Alafat’s conclusion: “Given the substantial aquatic impacts … it is especially important to conduct a complete alternatives analysis with the goal of avoiding and minimizing project impacts, fully considering alternative border crossing locations, alternative transmission line routes and alternative to aerial installation. The analysis must consider alternatives and design measures to avoid, and where unavoidable, minimize impacts to aquatic resources.”

Alafat pointedly stated: “Alternatives to the proposed action that would cause less impact to the aquatic ecosystem have not been fully explored.”

She recommended that “specific routing alternatives be considered, including underground routing along existing local, state and/or federal roadway or railway corridors, or along other existing previously disturbed linear corridors, including logging roads, as well as underground routes along the proposed corridor on new alignment (with minimized vegetation clearing) between the Canadian border and the Forks, or other new alignment corridors.”

Alafat expressed the EPA’s willingness to “continue to work” with the Army Corps and CMP during the Army Corps’ review of the NECEC project, adding her sense that an “interagency meeting with the applicant in the near future would be helpful.”

NRCM’s reaction

The Natural Resources Council of Maine, one of the leading critics of CMP’s project, applauded the EPA letter and its recommendation that the Army Corps “start its permitting process over” and “focus more attention” on the project’s environmental impacts, the environmental organization stated in a news release. 

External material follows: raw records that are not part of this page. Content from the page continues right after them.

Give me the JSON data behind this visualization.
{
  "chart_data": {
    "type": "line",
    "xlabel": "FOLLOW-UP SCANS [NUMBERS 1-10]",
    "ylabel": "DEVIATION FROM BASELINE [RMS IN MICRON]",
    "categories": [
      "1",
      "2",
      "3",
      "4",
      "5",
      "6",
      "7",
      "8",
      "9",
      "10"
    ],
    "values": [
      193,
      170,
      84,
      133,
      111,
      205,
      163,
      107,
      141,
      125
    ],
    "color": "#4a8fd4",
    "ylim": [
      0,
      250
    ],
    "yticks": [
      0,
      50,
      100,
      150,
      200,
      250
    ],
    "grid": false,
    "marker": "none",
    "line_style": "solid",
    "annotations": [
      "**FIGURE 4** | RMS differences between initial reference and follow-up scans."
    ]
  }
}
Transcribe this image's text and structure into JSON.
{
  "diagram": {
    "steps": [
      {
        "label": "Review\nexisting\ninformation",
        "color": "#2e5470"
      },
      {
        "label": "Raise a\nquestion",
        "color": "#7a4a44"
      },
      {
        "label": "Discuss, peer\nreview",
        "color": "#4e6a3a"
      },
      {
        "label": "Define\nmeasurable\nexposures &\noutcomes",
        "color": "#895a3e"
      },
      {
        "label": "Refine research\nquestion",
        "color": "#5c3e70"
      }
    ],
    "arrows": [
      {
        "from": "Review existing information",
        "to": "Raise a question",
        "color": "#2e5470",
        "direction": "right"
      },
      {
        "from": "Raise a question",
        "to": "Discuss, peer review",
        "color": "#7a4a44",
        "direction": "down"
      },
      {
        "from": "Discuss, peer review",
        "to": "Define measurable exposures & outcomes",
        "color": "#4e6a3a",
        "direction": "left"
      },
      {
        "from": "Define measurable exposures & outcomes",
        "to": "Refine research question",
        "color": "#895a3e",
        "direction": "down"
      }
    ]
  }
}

“EPA’s letter confirms what we have been saying about the CMP transmission corridor for nearly two years,” said Nick Bennett, NRCM’s staff scientist. “The corridor would cause serious harm to Maine’s clean water, fisheries and wildlife. CMP failed to look at less-damaging alternatives, such as burying the corridor along Route 201, and its proposed compensation for the corridor’s environmental damage is woefully inadequate. … This permitting process needs to be slowed down, and all alternative routes and environmental impacts need a thorough analysis.”

The EPA letter comes at a critical time for CMP as it moves through the regulatory process, which includes getting permits from the Maine Department of Environmental Protection, the Maine Land Use Planning Commission, the Army Corps and others. It received a “certificate of public convenience and necessity” from the Maine Public Utilities Commission on April 11.